Enfin le jeune officier reçut l’ordre de se rendre à Valence ; à la fin d’octobre 1785, il arriva dans cette ville et fut logé par billet dans la maison de Mlle  Bou, qui forme l’angle de la Grande rue et de la rue du Croissant, et porte, le n° 4.

L’École d’artillerie de Valence était alors commandée par M. Bouchard, maréchal de camp, et le régiment de La Fère par le chevalier de Lance, colonel d’artillerie, avec rang de brigadier des armées du roi.

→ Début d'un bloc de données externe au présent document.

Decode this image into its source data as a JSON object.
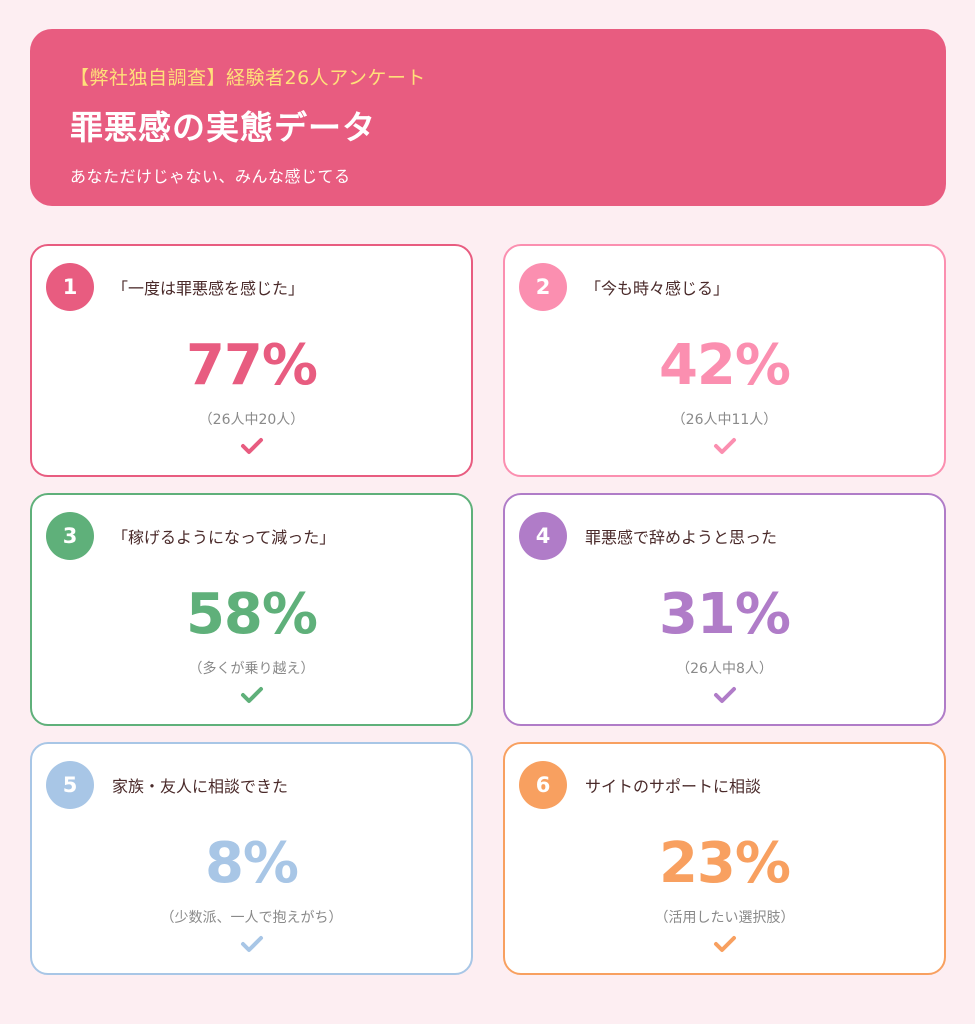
{
  "header": {
    "eyebrow": "【弊社独自調査】経験者26人アンケート",
    "title": "罪悪感の実態データ",
    "subtitle": "あなただけじゃない、みんな感じてる",
    "bg_color": "#e85c80"
  },
  "cards": [
    {
      "number": "1",
      "label": "「一度は罪悪感を感じた」",
      "percent": "77%",
      "note": "（26人中20人）",
      "color": "#e85c80",
      "icon": "check-icon"
    },
    {
      "number": "2",
      "label": "「今も時々感じる」",
      "percent": "42%",
      "note": "（26人中11人）",
      "color": "#fb8fb0",
      "icon": "check-icon"
    },
    {
      "number": "3",
      "label": "「稼げるようになって減った」",
      "percent": "58%",
      "note": "（多くが乗り越え）",
      "color": "#5fb07a",
      "icon": "check-icon"
    },
    {
      "number": "4",
      "label": "罪悪感で辞めようと思った",
      "percent": "31%",
      "note": "（26人中8人）",
      "color": "#b07cc8",
      "icon": "check-icon"
    },
    {
      "number": "5",
      "label": "家族・友人に相談できた",
      "percent": "8%",
      "note": "（少数派、一人で抱えがち）",
      "color": "#a8c6e6",
      "icon": "check-icon"
    },
    {
      "number": "6",
      "label": "サイトのサポートに相談",
      "percent": "23%",
      "note": "（活用したい選択肢）",
      "color": "#f8a060",
      "icon": "check-icon"
    }
  ]
}
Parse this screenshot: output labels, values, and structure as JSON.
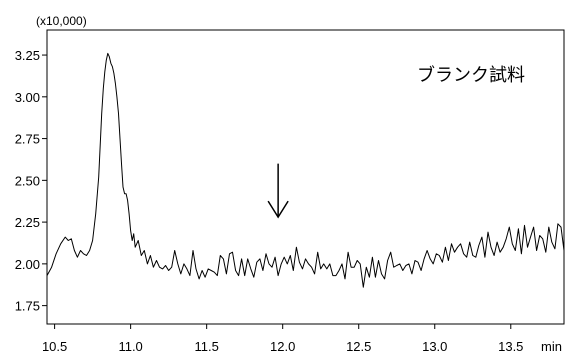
{
  "chart_data": {
    "type": "line",
    "y_scale_label": "(x10,000)",
    "x_unit": "min",
    "annotation": "ブランク試料",
    "marker": {
      "type": "arrow-down",
      "x": 11.97,
      "y_from": 2.6,
      "y_to": 2.28
    },
    "xlim": [
      10.45,
      13.85
    ],
    "ylim": [
      1.64,
      3.4
    ],
    "x_ticks": [
      10.5,
      11.0,
      11.5,
      12.0,
      12.5,
      13.0,
      13.5
    ],
    "x_tick_labels": [
      "10.5",
      "11.0",
      "11.5",
      "12.0",
      "12.5",
      "13.0",
      "13.5"
    ],
    "y_ticks": [
      1.75,
      2.0,
      2.25,
      2.5,
      2.75,
      3.0,
      3.25
    ],
    "y_tick_labels": [
      "1.75",
      "2.00",
      "2.25",
      "2.50",
      "2.75",
      "3.00",
      "3.25"
    ],
    "grid": false,
    "series": [
      {
        "x": [
          10.45,
          10.48,
          10.51,
          10.54,
          10.57,
          10.59,
          10.61,
          10.63,
          10.65,
          10.67,
          10.69,
          10.71,
          10.73,
          10.75,
          10.77,
          10.79,
          10.81,
          10.82,
          10.83,
          10.84,
          10.85,
          10.86,
          10.87,
          10.88,
          10.89,
          10.9,
          10.91,
          10.92,
          10.93,
          10.94,
          10.95,
          10.96,
          10.97,
          10.98,
          10.99,
          11.0,
          11.01,
          11.02,
          11.03,
          11.05,
          11.07,
          11.09,
          11.11,
          11.13,
          11.15,
          11.17,
          11.19,
          11.21,
          11.23,
          11.25,
          11.27,
          11.29,
          11.31,
          11.33,
          11.35,
          11.37,
          11.39,
          11.41,
          11.43,
          11.45,
          11.47,
          11.49,
          11.51,
          11.53,
          11.55,
          11.57,
          11.59,
          11.61,
          11.63,
          11.65,
          11.67,
          11.69,
          11.71,
          11.73,
          11.75,
          11.77,
          11.79,
          11.81,
          11.83,
          11.85,
          11.87,
          11.89,
          11.91,
          11.93,
          11.95,
          11.97,
          11.99,
          12.01,
          12.03,
          12.05,
          12.07,
          12.09,
          12.11,
          12.13,
          12.15,
          12.17,
          12.19,
          12.21,
          12.23,
          12.25,
          12.27,
          12.29,
          12.31,
          12.33,
          12.35,
          12.37,
          12.39,
          12.41,
          12.43,
          12.45,
          12.47,
          12.49,
          12.51,
          12.53,
          12.55,
          12.57,
          12.59,
          12.61,
          12.63,
          12.65,
          12.67,
          12.69,
          12.71,
          12.73,
          12.75,
          12.77,
          12.79,
          12.81,
          12.83,
          12.85,
          12.87,
          12.89,
          12.91,
          12.93,
          12.95,
          12.97,
          12.99,
          13.01,
          13.03,
          13.05,
          13.07,
          13.09,
          13.11,
          13.13,
          13.15,
          13.17,
          13.19,
          13.21,
          13.23,
          13.25,
          13.27,
          13.29,
          13.31,
          13.33,
          13.35,
          13.37,
          13.39,
          13.41,
          13.43,
          13.45,
          13.47,
          13.49,
          13.51,
          13.53,
          13.55,
          13.57,
          13.59,
          13.61,
          13.63,
          13.65,
          13.67,
          13.69,
          13.71,
          13.73,
          13.75,
          13.77,
          13.79,
          13.81,
          13.83,
          13.85
        ],
        "values": [
          1.93,
          1.98,
          2.06,
          2.12,
          2.16,
          2.14,
          2.15,
          2.08,
          2.04,
          2.08,
          2.06,
          2.05,
          2.08,
          2.14,
          2.3,
          2.52,
          2.9,
          3.05,
          3.15,
          3.22,
          3.26,
          3.24,
          3.2,
          3.18,
          3.14,
          3.08,
          3.0,
          2.9,
          2.75,
          2.6,
          2.46,
          2.42,
          2.42,
          2.38,
          2.3,
          2.2,
          2.14,
          2.18,
          2.1,
          2.14,
          2.05,
          2.08,
          2.0,
          2.05,
          1.98,
          2.02,
          1.98,
          1.97,
          1.99,
          1.96,
          1.98,
          2.08,
          2.0,
          1.94,
          2.0,
          1.97,
          1.93,
          2.08,
          1.97,
          1.91,
          1.96,
          1.92,
          1.97,
          1.96,
          1.95,
          1.93,
          2.05,
          2.03,
          1.94,
          2.06,
          2.07,
          1.96,
          1.93,
          2.03,
          1.93,
          2.03,
          1.97,
          1.92,
          2.01,
          2.03,
          1.96,
          2.06,
          2.0,
          1.98,
          2.04,
          1.93,
          2.0,
          2.04,
          2.0,
          2.05,
          1.96,
          2.1,
          2.01,
          1.97,
          2.03,
          2.0,
          1.98,
          1.94,
          2.07,
          1.97,
          2.0,
          1.97,
          2.0,
          1.93,
          1.93,
          1.96,
          2.0,
          1.91,
          2.07,
          1.98,
          1.98,
          2.02,
          2.0,
          1.86,
          1.98,
          1.92,
          2.04,
          1.92,
          2.02,
          1.94,
          1.91,
          2.02,
          2.07,
          1.98,
          1.99,
          2.0,
          1.96,
          1.99,
          2.0,
          1.94,
          2.02,
          2.01,
          1.96,
          2.03,
          2.08,
          2.03,
          2.0,
          2.06,
          2.05,
          2.01,
          2.1,
          2.02,
          2.12,
          2.07,
          2.1,
          2.12,
          2.06,
          2.04,
          2.13,
          2.05,
          2.04,
          2.11,
          2.16,
          2.04,
          2.19,
          2.1,
          2.05,
          2.13,
          2.07,
          2.1,
          2.15,
          2.22,
          2.12,
          2.08,
          2.21,
          2.06,
          2.23,
          2.1,
          2.16,
          2.22,
          2.08,
          2.17,
          2.15,
          2.07,
          2.22,
          2.13,
          2.09,
          2.24,
          2.22,
          2.08
        ]
      }
    ]
  }
}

Le lieutenant Bonaparte fut placé dans une des compagnies de la brigade de bombardiers. Il eut pour premier capitaine M. Le chevalier Masson d’Autume, que, en 1802, premier consul, il nomma à la place de conservateur de la bibliothèque de l’École d’application d’artillerie et du génie, récemment établie à Metz. Le frère aîné du meilleur ami de l’élève Napoléon, M. des Mazis, lieutenant en premier au régiment de la Fère, fut son mentor dès son arrivée. Bonaparte était venu à Valence, muni des meilleures lettres de recommandation ; il en avait une, entre autres, de M. de Marbeuf, évêque d’Autun, pour un spirituel ecclésiastique, l’abbé de Saint-Ruf, très-répandu dans les salons de Valence. L’abbé de Saint-Ruf était un véritable abbé, non dans la légère acception de ce mot, mais dans la plus sérieuse : il était crossé et mitré et abbé d’une abbaye, avec le titre de prélat ; d’ailleurs homme du monde et très-lettré. Il présenta le lieutenant Bonaparte dans plusieurs maisons de Valence, notamment chez Mme  Grégoire du Colombier. Cette dame habitait presque toute l’année une maison de campagne appelée Basseaux, à près de trois lieues sud-est de Valence. Le prélat s’y rendait en voiture et emmenait quelquefois son jeune protégé, qui, plus tard, y fit seul et à pied de fréquentes visites. Mme  du Colombier était alors âgée de cinquante ans. C’était une femme de mérite, qui s’engoua du jeune officier d’artillerie en vraie méridionale ; elle aimait à le faire causer sur toutes choses, et elle parlait de lui à tout le monde avec un enthousiasme qui touchait à l’admiration. Elle vint exprès habiter sa maison de Valence, pour l’y produire, et bientôt les invitations affluèrent de tous côtés. Lancé de la sorte dans les salons de la ville, le jeune officier voulut, sans être un petit-maître, y figurer comme danseur ; et l’on raconte qu’il prit des leçons d’un M. Dautel, le maître à danser le plus renommé de Valence ; mais il eut beau faire, il fut toujours très-mauvais danseur, et il aurait pu répondre plus tard à M. Dautel ce qu’il répondit à son maître d’écriture de Brienne : « Le bel élève, ma foi, que vous avez fait là ! »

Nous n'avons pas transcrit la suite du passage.